CPU times: user 6.22 s, sys: 163 ms, total: 6.39 s
Wall time: 1.68 s


In [18]:
# Cluster colors
# Generate random colors
rand_colors =np.array([ "#"+''.join([random.choice('ABCDEF0123456789') for i in range(6)]) for j in range(num_clusters)])

# Set the colors for different clusters
cluster_count["Color"] = rand_colors
# The first color corresponds to the largest group,..., the last one to the smallest group

# Getting the color vector arranged by cluster number
colors_vec = cluster_count.sort_values(['Cluster_No'])[["Color"]].values.reshape(-1,).tolist()
# colors_vec

In [23]:
%%time
# Create a map for the clustered data
# Map center
center = [plant_data_future_tmin['decimalLatitude'].mean(),
          plant_data_future_tmin['decimalLongitude'].mean()]

# Create a map
map_clustered_data = fl.Map(location = center, zoom_start = 1.7)

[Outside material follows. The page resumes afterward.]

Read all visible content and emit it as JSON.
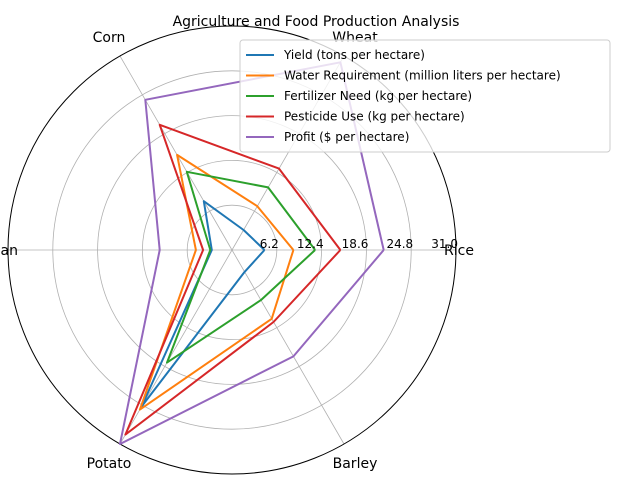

plant_data_future_tmin.apply(lambda row:fl.CircleMarker(
    location=[row["decimalLatitude"],row["decimalLongitude"]],
    radius = 0.8,fill=True,
    color = colors_vec[row["Cluster_No"]],
    popup = fl.Popup("tmin1 = "+str(row["tmin1"])+' C',max_width=115)).add_to(map_clustered_data),axis=1)

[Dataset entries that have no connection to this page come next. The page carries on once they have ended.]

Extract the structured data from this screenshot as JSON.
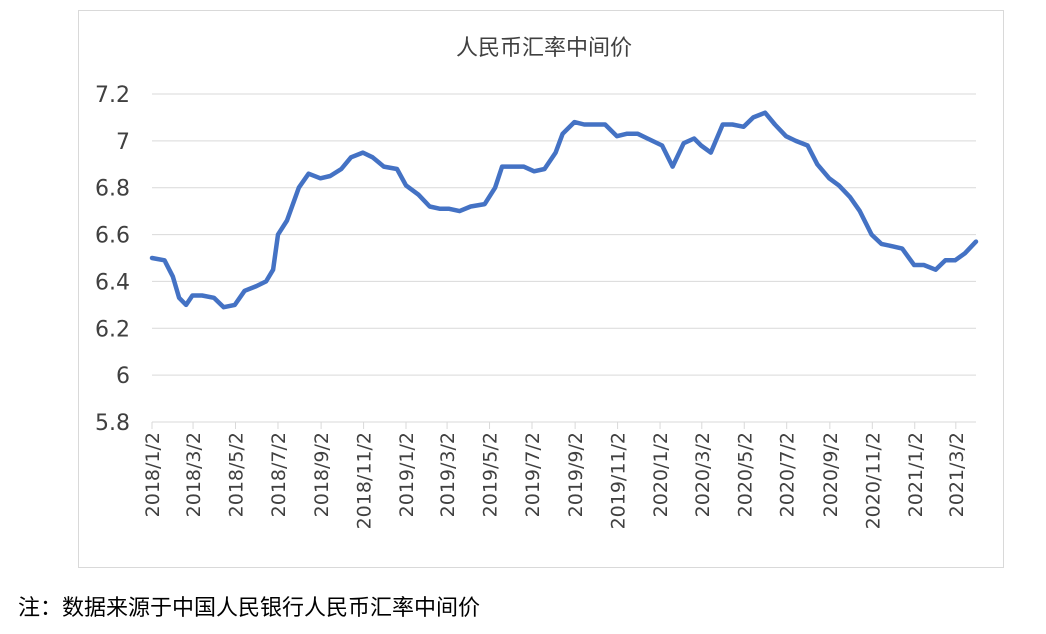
{
  "chart_data": {
    "type": "line",
    "title": "人民币汇率中间价",
    "xlabel": "",
    "ylabel": "",
    "ylim": [
      5.8,
      7.2
    ],
    "yticks": [
      "7.2",
      "7",
      "6.8",
      "6.6",
      "6.4",
      "6.2",
      "6",
      "5.8"
    ],
    "grid": true,
    "legend": "none",
    "line_color": "#4472c4",
    "x_tick_labels": [
      "2018/1/2",
      "2018/3/2",
      "2018/5/2",
      "2018/7/2",
      "2018/9/2",
      "2018/11/2",
      "2019/1/2",
      "2019/3/2",
      "2019/5/2",
      "2019/7/2",
      "2019/9/2",
      "2019/11/2",
      "2020/1/2",
      "2020/3/2",
      "2020/5/2",
      "2020/7/2",
      "2020/9/2",
      "2020/11/2",
      "2021/1/2",
      "2021/3/2"
    ],
    "series": [
      {
        "values": [
          [
            "2018/1/2",
            6.5
          ],
          [
            "2018/1/20",
            6.49
          ],
          [
            "2018/2/1",
            6.42
          ],
          [
            "2018/2/10",
            6.33
          ],
          [
            "2018/2/20",
            6.3
          ],
          [
            "2018/3/1",
            6.34
          ],
          [
            "2018/3/15",
            6.34
          ],
          [
            "2018/4/1",
            6.33
          ],
          [
            "2018/4/15",
            6.29
          ],
          [
            "2018/5/1",
            6.3
          ],
          [
            "2018/5/15",
            6.36
          ],
          [
            "2018/6/1",
            6.38
          ],
          [
            "2018/6/15",
            6.4
          ],
          [
            "2018/6/25",
            6.45
          ],
          [
            "2018/7/2",
            6.6
          ],
          [
            "2018/7/15",
            6.66
          ],
          [
            "2018/8/1",
            6.8
          ],
          [
            "2018/8/15",
            6.86
          ],
          [
            "2018/9/1",
            6.84
          ],
          [
            "2018/9/15",
            6.85
          ],
          [
            "2018/10/1",
            6.88
          ],
          [
            "2018/10/15",
            6.93
          ],
          [
            "2018/11/1",
            6.95
          ],
          [
            "2018/11/15",
            6.93
          ],
          [
            "2018/12/1",
            6.89
          ],
          [
            "2018/12/20",
            6.88
          ],
          [
            "2019/1/2",
            6.81
          ],
          [
            "2019/1/20",
            6.77
          ],
          [
            "2019/2/5",
            6.72
          ],
          [
            "2019/2/20",
            6.71
          ],
          [
            "2019/3/5",
            6.71
          ],
          [
            "2019/3/20",
            6.7
          ],
          [
            "2019/4/5",
            6.72
          ],
          [
            "2019/4/25",
            6.73
          ],
          [
            "2019/5/10",
            6.8
          ],
          [
            "2019/5/20",
            6.89
          ],
          [
            "2019/6/5",
            6.89
          ],
          [
            "2019/6/20",
            6.89
          ],
          [
            "2019/7/5",
            6.87
          ],
          [
            "2019/7/20",
            6.88
          ],
          [
            "2019/8/5",
            6.95
          ],
          [
            "2019/8/15",
            7.03
          ],
          [
            "2019/9/1",
            7.08
          ],
          [
            "2019/9/15",
            7.07
          ],
          [
            "2019/10/1",
            7.07
          ],
          [
            "2019/10/15",
            7.07
          ],
          [
            "2019/11/1",
            7.02
          ],
          [
            "2019/11/15",
            7.03
          ],
          [
            "2019/12/1",
            7.03
          ],
          [
            "2019/12/15",
            7.01
          ],
          [
            "2020/1/5",
            6.98
          ],
          [
            "2020/1/20",
            6.89
          ],
          [
            "2020/2/5",
            6.99
          ],
          [
            "2020/2/20",
            7.01
          ],
          [
            "2020/3/1",
            6.98
          ],
          [
            "2020/3/15",
            6.95
          ],
          [
            "2020/4/1",
            7.07
          ],
          [
            "2020/4/15",
            7.07
          ],
          [
            "2020/5/1",
            7.06
          ],
          [
            "2020/5/15",
            7.1
          ],
          [
            "2020/6/1",
            7.12
          ],
          [
            "2020/6/15",
            7.07
          ],
          [
            "2020/7/1",
            7.02
          ],
          [
            "2020/7/15",
            7.0
          ],
          [
            "2020/8/1",
            6.98
          ],
          [
            "2020/8/15",
            6.9
          ],
          [
            "2020/9/1",
            6.84
          ],
          [
            "2020/9/15",
            6.81
          ],
          [
            "2020/10/1",
            6.76
          ],
          [
            "2020/10/15",
            6.7
          ],
          [
            "2020/11/1",
            6.6
          ],
          [
            "2020/11/15",
            6.56
          ],
          [
            "2020/12/1",
            6.55
          ],
          [
            "2020/12/15",
            6.54
          ],
          [
            "2021/1/1",
            6.47
          ],
          [
            "2021/1/15",
            6.47
          ],
          [
            "2021/2/1",
            6.45
          ],
          [
            "2021/2/15",
            6.49
          ],
          [
            "2021/3/1",
            6.49
          ],
          [
            "2021/3/15",
            6.52
          ],
          [
            "2021/3/31",
            6.57
          ]
        ]
      }
    ]
  },
  "footnote": "注：数据来源于中国人民银行人民币汇率中间价"
}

CPU times: user 2min 22s, sys: 4.28 s, total: 2min 27s
Wall time: 2min 26s


0        <folium.vector_layers.CircleMarker object at 0...
1        <folium.vector_layers.CircleMarker object at 0...
2        <folium.vector_layers.CircleMarker object at 0...
3        <folium.vector_layers.CircleMarker object at 0...
4        <folium.vector_layers.CircleMarker object at 0...
                               ...                        
74372    <folium.vector_layers.CircleMarker object at 0...
74373    <folium.vector_layers.CircleMarker object at 0...
74374    <folium.vector_layers.CircleMarker object at 0...
74375    <folium.vector_layers.CircleMarker object at 0...
74376    <folium.vector_layers.CircleMarker object at 0...
Length: 74377, dtype: object

In [24]:
%%time
map_clustered_data.save("../raw_data/plant_data_inkl_bioclim/tmin_map.html")

CPU times: user 3min 16s, sys: 3.46 s, total: 3min 19s
Wall time: 3min 19s